I’m describing this on such a micro level, but I was just blown away with the depth of storytelling in their work. But I mean, simply put, it was a long series of excellent matches, and these guys were the heroes of the C Shows this year.
The Yoshi Tatsu vs Tyson Kidd ‘Little Yoshi’s Leg’ Feud
Yes, there really was a blood feud over an action figure in 2011. And it was great. I already loved Yoshi’s adorable wacky Twitter gimmick of Lovin’ Life with his action figure, and the fact that it turned into a wacky TV angle is just awesome. You just cannot hate stuff like this, this is pro wrestling.
For the uninitiated, on NXT Yoshi kept a shrine in his locker room for Little Yoshi, his action figure. Tyson Kidd took exception to wacky babyface hijinks such as this, and one day took Little Yoshi and SNAPPED HIS LEG OFF. The prick. Tyson then proceeded to wear the Leg around his neck to taunt Yoshi, who spent the next few weeks trying in vain to get the Leg back, as he and Tyson traded wins in some cool little matches.

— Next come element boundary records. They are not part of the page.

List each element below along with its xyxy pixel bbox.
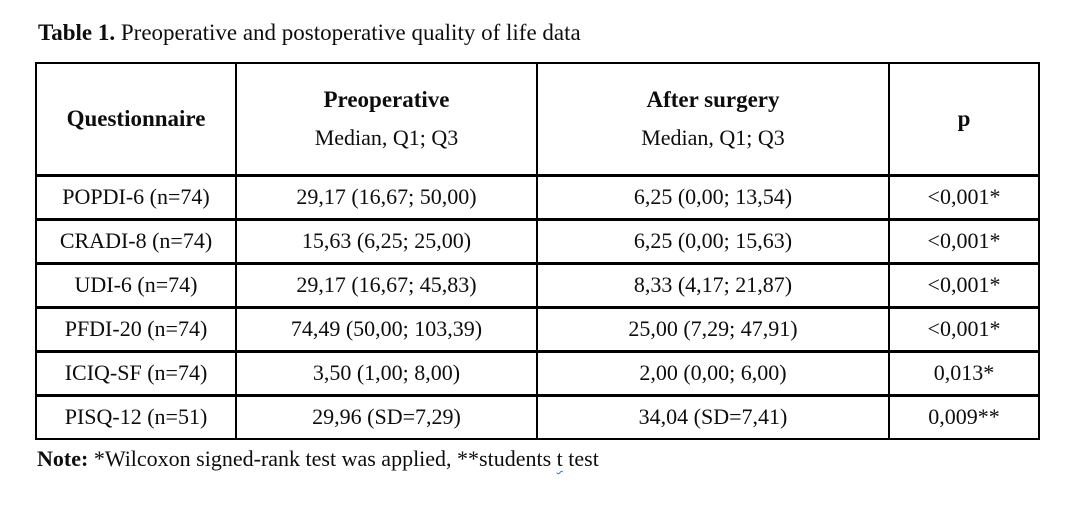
footnote-spellcheck-word: t (556, 446, 563, 471)
preoperative-header-label: Preoperative (323, 87, 450, 113)
p-value-cell: <0,001* (888, 261, 1040, 308)
preoperative-cell: 3,50 (1,00; 8,00) (235, 349, 538, 396)
quality-of-life-table: Questionnaire Preoperative Median, Q1; Q… (35, 62, 1040, 440)
table-caption: Table 1. Preoperative and postoperative … (38, 20, 581, 46)
table-caption-text: Preoperative and postoperative quality o… (120, 20, 581, 45)
footnote-label: Note: (37, 446, 89, 471)
after-surgery-cell: 6,25 (0,00; 13,54) (536, 173, 890, 220)
p-value-cell: 0,009** (888, 393, 1040, 440)
after-surgery-cell: 25,00 (7,29; 47,91) (536, 305, 890, 352)
preoperative-header-subtitle: Median, Q1; Q3 (314, 125, 459, 151)
questionnaire-cell: CRADI-8 (n=74) (35, 217, 237, 264)
footnote-text-end: test (568, 446, 599, 471)
preoperative-cell: 29,17 (16,67; 50,00) (235, 173, 538, 220)
after-surgery-cell: 34,04 (SD=7,41) (536, 393, 890, 440)
footnote-text: *Wilcoxon signed-rank test was applied, … (93, 446, 552, 471)
header-row: Questionnaire Preoperative Median, Q1; Q… (35, 62, 1040, 176)
table-row: CRADI-8 (n=74) 15,63 (6,25; 25,00) 6,25 … (35, 217, 1040, 264)
table-row: UDI-6 (n=74) 29,17 (16,67; 45,83) 8,33 (… (35, 261, 1040, 308)
table-caption-label: Table 1. (38, 20, 116, 45)
column-header-p: p (888, 62, 1040, 176)
table-row: POPDI-6 (n=74) 29,17 (16,67; 50,00) 6,25… (35, 173, 1040, 220)
p-value-cell: <0,001* (888, 305, 1040, 352)
column-header-questionnaire: Questionnaire (35, 62, 237, 176)
preoperative-cell: 74,49 (50,00; 103,39) (235, 305, 538, 352)
preoperative-cell: 29,96 (SD=7,29) (235, 393, 538, 440)
questionnaire-cell: UDI-6 (n=74) (35, 261, 237, 308)
questionnaire-cell: PISQ-12 (n=51) (35, 393, 237, 440)
questionnaire-header-label: Questionnaire (66, 105, 206, 131)
column-header-after-surgery: After surgery Median, Q1; Q3 (536, 62, 890, 176)
after-surgery-cell: 2,00 (0,00; 6,00) (536, 349, 890, 396)
p-value-cell: 0,013* (888, 349, 1040, 396)
after-surgery-header-label: After surgery (646, 87, 780, 113)
table-row: PFDI-20 (n=74) 74,49 (50,00; 103,39) 25,… (35, 305, 1040, 352)
p-value-cell: <0,001* (888, 173, 1040, 220)
preoperative-cell: 15,63 (6,25; 25,00) (235, 217, 538, 264)
p-header-label: p (957, 105, 971, 131)
questionnaire-cell: PFDI-20 (n=74) (35, 305, 237, 352)
column-header-preoperative: Preoperative Median, Q1; Q3 (235, 62, 538, 176)
table-row: ICIQ-SF (n=74) 3,50 (1,00; 8,00) 2,00 (0… (35, 349, 1040, 396)
questionnaire-cell: POPDI-6 (n=74) (35, 173, 237, 220)
after-surgery-header-subtitle: Median, Q1; Q3 (641, 125, 785, 151)
p-value-cell: <0,001* (888, 217, 1040, 264)
table-footnote: Note: *Wilcoxon signed-rank test was app… (37, 446, 599, 472)
table-row: PISQ-12 (n=51) 29,96 (SD=7,29) 34,04 (SD… (35, 393, 1040, 440)
after-surgery-cell: 8,33 (4,17; 21,87) (536, 261, 890, 308)
preoperative-cell: 29,17 (16,67; 45,83) (235, 261, 538, 308)
questionnaire-cell: ICIQ-SF (n=74) (35, 349, 237, 396)
after-surgery-cell: 6,25 (0,00; 15,63) (536, 217, 890, 264)
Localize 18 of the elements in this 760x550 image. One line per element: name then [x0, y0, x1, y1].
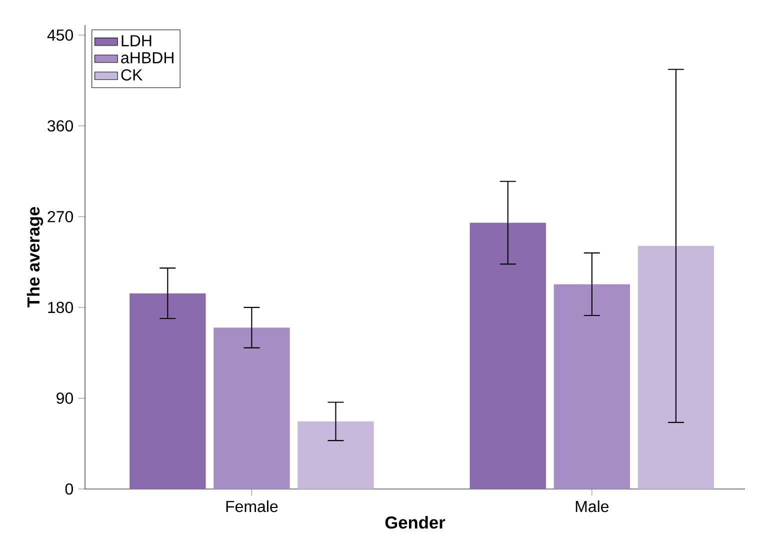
- bar: [470, 222, 546, 489]
- bar: [554, 284, 630, 489]
- bar: [298, 421, 374, 489]
- legend-label: CK: [121, 69, 143, 81]
- y-tick-label: 180: [48, 302, 73, 314]
- x-tick-label: Male: [576, 500, 609, 512]
- bar: [130, 293, 206, 489]
- legend-label: aHBDH: [121, 52, 174, 64]
- bar: [214, 328, 290, 489]
- x-axis-title: Gender: [385, 516, 446, 529]
- y-tick-label: 450: [47, 29, 73, 41]
- y-axis-title: The average: [26, 207, 44, 308]
- y-tick-label: 90: [56, 392, 74, 404]
- legend-label: LDH: [122, 35, 152, 46]
- y-tick-label: 0: [65, 483, 74, 495]
- y-tick-label: 360: [48, 120, 73, 132]
- y-tick-label: 270: [48, 210, 73, 222]
- x-tick-label: Female: [226, 500, 278, 512]
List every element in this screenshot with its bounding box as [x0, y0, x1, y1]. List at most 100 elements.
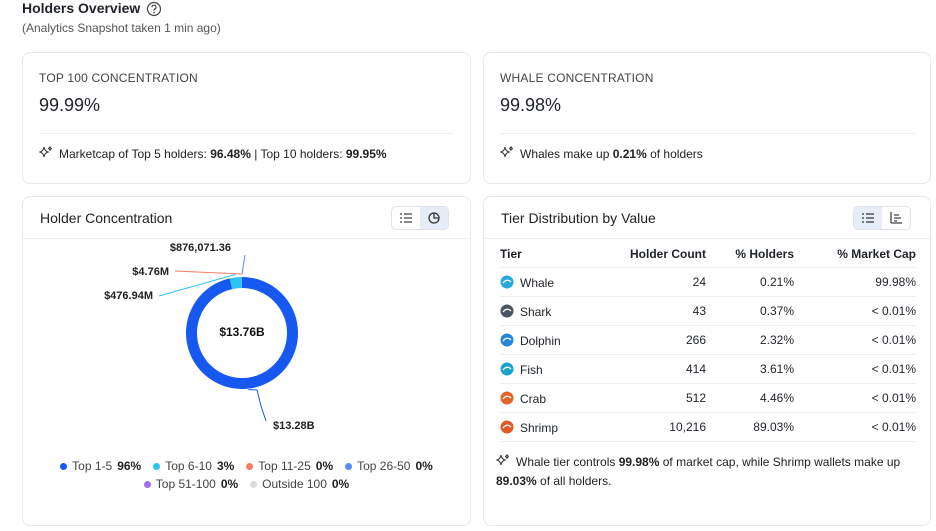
legend-label: Outside 100 — [262, 477, 327, 491]
table-cell: 2.32% — [706, 325, 794, 355]
table-row: Crab 512 4.46% < 0.01% — [500, 383, 916, 413]
tier-cell: Fish — [500, 354, 610, 384]
table-row: Shark 43 0.37% < 0.01% — [500, 296, 916, 326]
legend-item: Top 26-50 0% — [345, 459, 433, 473]
legend-dot — [153, 462, 161, 470]
center-label: $13.76B — [219, 325, 265, 339]
help-icon[interactable] — [146, 1, 162, 17]
table-row: Dolphin 266 2.32% < 0.01% — [500, 325, 916, 355]
legend-item: Top 6-10 3% — [153, 459, 234, 473]
tier-icon-detail — [502, 424, 512, 428]
note-text: of market cap, while Shrimp wallets make… — [659, 455, 901, 469]
tier-icon-shape — [500, 275, 514, 288]
table-cell: 4.46% — [706, 383, 794, 413]
sparkle-shape — [38, 146, 52, 158]
tier-table: Tier Holder Count% Holders% Market Cap Wha… — [500, 240, 916, 442]
cell-text: Fish — [520, 362, 543, 377]
divider — [500, 133, 915, 134]
tier-cell: Shrimp — [500, 412, 610, 442]
cell-text: 0.21% — [759, 275, 794, 289]
note-highlight: 96.48% — [210, 147, 251, 161]
sparkle-icon — [38, 146, 52, 158]
tier-icon — [500, 333, 514, 346]
list-view-button[interactable] — [854, 207, 882, 229]
table-cell: 266 — [610, 325, 706, 355]
table-header-row: Tier Holder Count% Holders% Market Cap — [500, 240, 916, 268]
leader-line — [241, 254, 246, 275]
holder-panel: Holder Concentration $13.28B $476.94M $4.7… — [22, 196, 471, 526]
legend-label: Top 26-50 — [357, 459, 411, 473]
tier-icon-detail — [502, 279, 512, 283]
tier-icon-detail — [502, 308, 512, 312]
tier-icon — [500, 275, 514, 288]
cell-text: Shrimp — [520, 420, 559, 435]
divider — [484, 238, 930, 239]
tier-icon — [500, 304, 514, 317]
value-label: $876,071.36 — [170, 242, 231, 254]
legend: Top 1-5 96% Top 6-10 3% Top 11-25 0% Top 26-50… — [43, 459, 450, 491]
note-text: of all holders. — [536, 474, 612, 488]
legend-item: Top 1-5 96% — [60, 459, 141, 473]
divider — [23, 238, 470, 239]
note-text: Whales make up — [520, 147, 613, 161]
table-cell: < 0.01% — [794, 296, 916, 326]
table-cell: 99.98% — [794, 267, 916, 297]
tier-note: Whale tier controls 99.98% of market cap… — [495, 453, 921, 491]
cell-text: < 0.01% — [871, 420, 916, 434]
cell-text: 99.98% — [875, 275, 916, 289]
kpi-note: Marketcap of Top 5 holders: 96.48% | Top… — [38, 145, 387, 164]
note-highlight: 0.21% — [612, 147, 647, 161]
sparkle-icon — [499, 146, 513, 158]
cell-text: 2.32% — [759, 333, 794, 347]
note-text: Marketcap of Top 5 holders: — [59, 147, 211, 161]
table-row: Whale 24 0.21% 99.98% — [500, 267, 916, 297]
cell-text: 10,216 — [669, 420, 706, 434]
tier-icon — [500, 420, 514, 433]
leader-line — [174, 270, 242, 275]
legend-value: 0% — [315, 459, 334, 473]
table-row: Fish 414 3.61% < 0.01% — [500, 354, 916, 384]
legend-dot — [246, 462, 254, 470]
sparkle-shape — [495, 454, 509, 466]
tier-cell: Dolphin — [500, 325, 610, 355]
table-row: Shrimp 10,216 89.03% < 0.01% — [500, 412, 916, 442]
legend-item: Top 11-25 0% — [246, 459, 333, 473]
chart-view-button[interactable] — [420, 207, 448, 229]
panel-title: Holder Concentration — [40, 210, 173, 226]
cell-text: 89.03% — [753, 420, 794, 434]
cell-text: < 0.01% — [871, 333, 916, 347]
legend-label: Top 1-5 — [72, 459, 113, 473]
cell-text: 266 — [685, 333, 706, 347]
page-subtitle: (Analytics Snapshot taken 1 min ago) — [22, 21, 221, 35]
list-view-button[interactable] — [392, 207, 420, 229]
legend-dot — [60, 462, 68, 470]
cell-text: < 0.01% — [871, 362, 916, 376]
value-label: $476.94M — [104, 290, 153, 302]
tier-icon-detail — [502, 395, 512, 399]
view-toggle — [853, 206, 911, 230]
legend-label: Top 6-10 — [165, 459, 212, 473]
kpi-note: Whales make up 0.21% of holders — [499, 145, 703, 164]
table-cell: 0.21% — [706, 267, 794, 297]
table-cell: 89.03% — [706, 412, 794, 442]
cell-text: Dolphin — [520, 333, 561, 348]
sparkle-icon — [495, 454, 509, 466]
cell-text: 512 — [685, 391, 706, 405]
table-cell: 3.61% — [706, 354, 794, 384]
tier-panel: Tier Distribution by Value Tier Holder Co… — [483, 196, 931, 526]
cell-text: Whale — [520, 275, 555, 290]
kpi-value: 99.99% — [39, 95, 101, 115]
cell-text: 0.37% — [759, 304, 794, 318]
cell-text: Crab — [520, 391, 547, 406]
value-label: $4.76M — [132, 266, 169, 278]
bar-view-button[interactable] — [882, 207, 910, 229]
sparkle-shape — [499, 146, 513, 158]
column-header: % Holders — [706, 240, 794, 268]
cell-text: 24 — [692, 275, 706, 289]
legend-value: 0% — [331, 477, 350, 491]
page-title: Holders Overview — [22, 0, 141, 16]
legend-value: 0% — [220, 477, 239, 491]
table-cell: < 0.01% — [794, 325, 916, 355]
cell-text: < 0.01% — [871, 304, 916, 318]
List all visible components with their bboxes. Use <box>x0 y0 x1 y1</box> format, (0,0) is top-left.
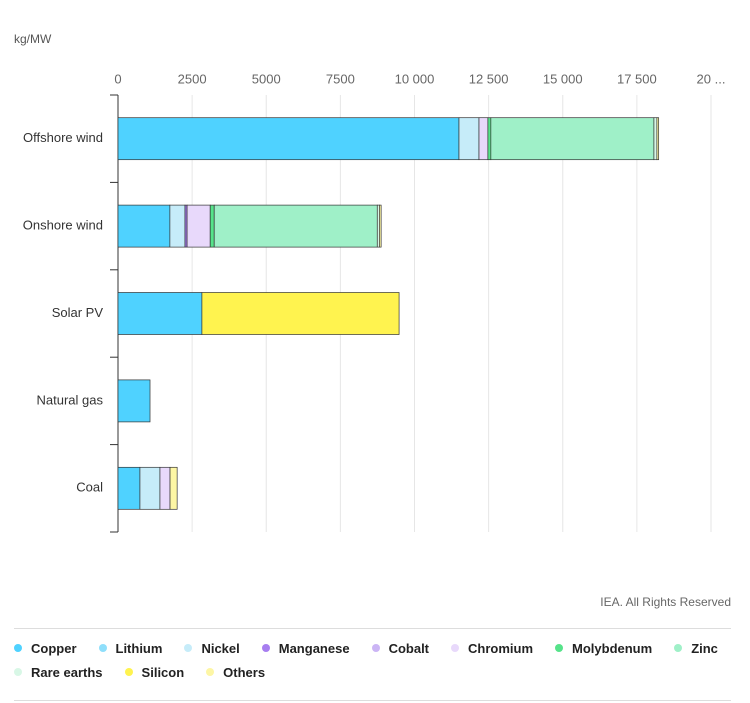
legend-label: Manganese <box>278 640 350 656</box>
legend-item[interactable]: Chromium <box>451 640 533 656</box>
bar-segment <box>117 379 151 423</box>
bar-segment <box>159 466 171 510</box>
legend-item[interactable]: Others <box>206 664 265 680</box>
divider <box>14 628 731 629</box>
x-tick-label: 2500 <box>178 71 207 86</box>
bar-segment <box>117 117 460 161</box>
x-tick-label: 10 000 <box>395 71 435 86</box>
source: IEA. All Rights Reserved <box>600 595 731 609</box>
legend-swatch <box>124 668 133 676</box>
y-tick-label: Coal <box>76 480 103 495</box>
bar-segment <box>117 466 141 510</box>
y-tick-label: Offshore wind <box>23 130 103 145</box>
bar-segment <box>487 117 492 161</box>
legend-item[interactable]: Molybdenum <box>555 640 652 656</box>
x-tick-label: 5000 <box>252 71 281 86</box>
y-tick-label: Natural gas <box>37 392 104 407</box>
legend-item[interactable]: Copper <box>14 640 77 656</box>
bar-segment <box>653 117 658 161</box>
legend-label: Molybdenum <box>572 640 653 656</box>
bar-segment <box>478 117 489 161</box>
bar-segment <box>201 292 400 335</box>
x-tick-label: 20 ... <box>697 71 726 86</box>
legend-label: Silicon <box>141 664 185 680</box>
bar-segment <box>656 117 660 161</box>
bar-segment <box>379 204 382 248</box>
bar-segment <box>490 117 655 161</box>
legend-item[interactable]: Rare earths <box>14 664 103 680</box>
divider <box>14 700 731 701</box>
y-tick-label: Solar PV <box>52 305 104 320</box>
bar-segment <box>139 466 161 510</box>
legend-label: Nickel <box>201 640 240 656</box>
bar-segment <box>169 466 178 510</box>
legend-swatch <box>98 644 107 652</box>
legend-label: Rare earths <box>31 664 103 680</box>
legend-swatch <box>371 644 380 652</box>
chart: kg/MW IEA. All Rights Reserved 0 2500 5000… <box>14 32 731 609</box>
legend-swatch <box>674 644 683 652</box>
x-tick-label: 12 500 <box>469 71 509 86</box>
bar-segment <box>169 204 186 248</box>
y-tick-label: Onshore wind <box>23 218 103 233</box>
legend-label: Copper <box>31 640 77 656</box>
legend-item[interactable]: Cobalt <box>371 640 430 656</box>
legend-label: Others <box>223 664 266 680</box>
legend-item[interactable]: Nickel <box>184 640 240 656</box>
legend-label: Lithium <box>115 640 163 656</box>
bar-segment <box>186 204 211 248</box>
x-tick-label: 0 <box>114 71 121 86</box>
legend-swatch <box>206 668 215 676</box>
legend-swatch <box>14 668 22 676</box>
bar-segment <box>209 204 215 248</box>
legend-swatch <box>14 644 22 652</box>
legend-swatch <box>184 644 193 652</box>
bar-segment <box>213 204 378 248</box>
legend-swatch <box>555 644 564 652</box>
legend-label: Chromium <box>468 640 534 656</box>
legend-swatch <box>261 644 270 652</box>
x-tick-label: 15 000 <box>543 71 583 86</box>
bar-segment <box>458 117 480 161</box>
legend: Copper Lithium Nickel Manganese Cobalt Chromi… <box>14 640 734 680</box>
legend-swatch <box>451 644 460 652</box>
legend-item[interactable]: Zinc <box>674 640 718 656</box>
x-tick-label: 7500 <box>326 71 355 86</box>
legend-item[interactable]: Manganese <box>261 640 350 656</box>
legend-item[interactable]: Lithium <box>98 640 163 656</box>
bar-segment <box>117 292 203 335</box>
legend-label: Cobalt <box>388 640 430 656</box>
unit-label: kg/MW <box>14 32 52 46</box>
x-tick-label: 17 500 <box>617 71 657 86</box>
legend-label: Zinc <box>691 640 718 656</box>
legend-item[interactable]: Silicon <box>124 664 185 680</box>
bar-segment <box>117 204 171 248</box>
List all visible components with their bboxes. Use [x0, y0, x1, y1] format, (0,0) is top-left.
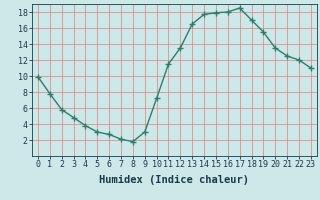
X-axis label: Humidex (Indice chaleur): Humidex (Indice chaleur): [100, 175, 249, 185]
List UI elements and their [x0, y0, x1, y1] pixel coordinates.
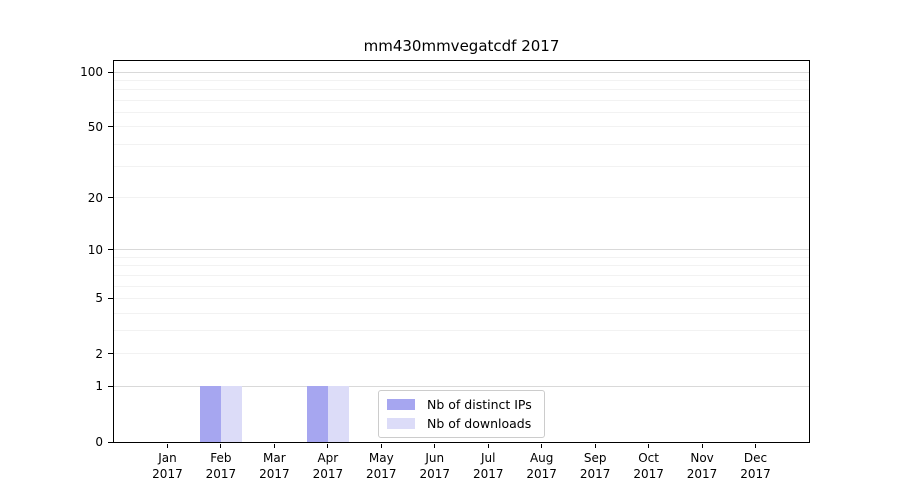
- x-tick: [594, 444, 596, 448]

Of course this all led to the big one: 26th July, Yoshi vs Tyson in a Necklace on a Pole Match. The absurd premise is belied by the hard-hitting grudge match we have here, as well as by Regal’s super serious commentary. We see crazy stuff like Yoshi’s running knees into the stairs before CRASHING into the barricade, and later Tyson doing a Boston Crab through the ropes. Yoshi finally hit a big Kick and made the most epic Jeff Hardy babyface crawl towards the Pole you ever saw. In the end, Tyson is hooking Yoshi up for a HUGE back suplex off the top, and Yoshi decides to willingly sacrifice his safety for Little Yoshi, not defending the suplex and instead reaching out to GRAB THE LEG before being driven to his death. An AWESOME babyface finish.
It doesn’t end with Yoshi retrieving the Leg however, as Tyson proceeds to BEAT THE SH*T out of Yoshi’s real leg in an awesome, brutal beatdown. This put Yoshi out of action until his Mysterious Japanese started turning up on the Tron to distract Tyson (as we’ve seen) before he made his big return on September 6th as a darker Yoshi, sporting new tights, new hair and new Muta face-paint, to exact some final revenge on Tyson Kidd. As far as wacky C Show feuds go, this rocked.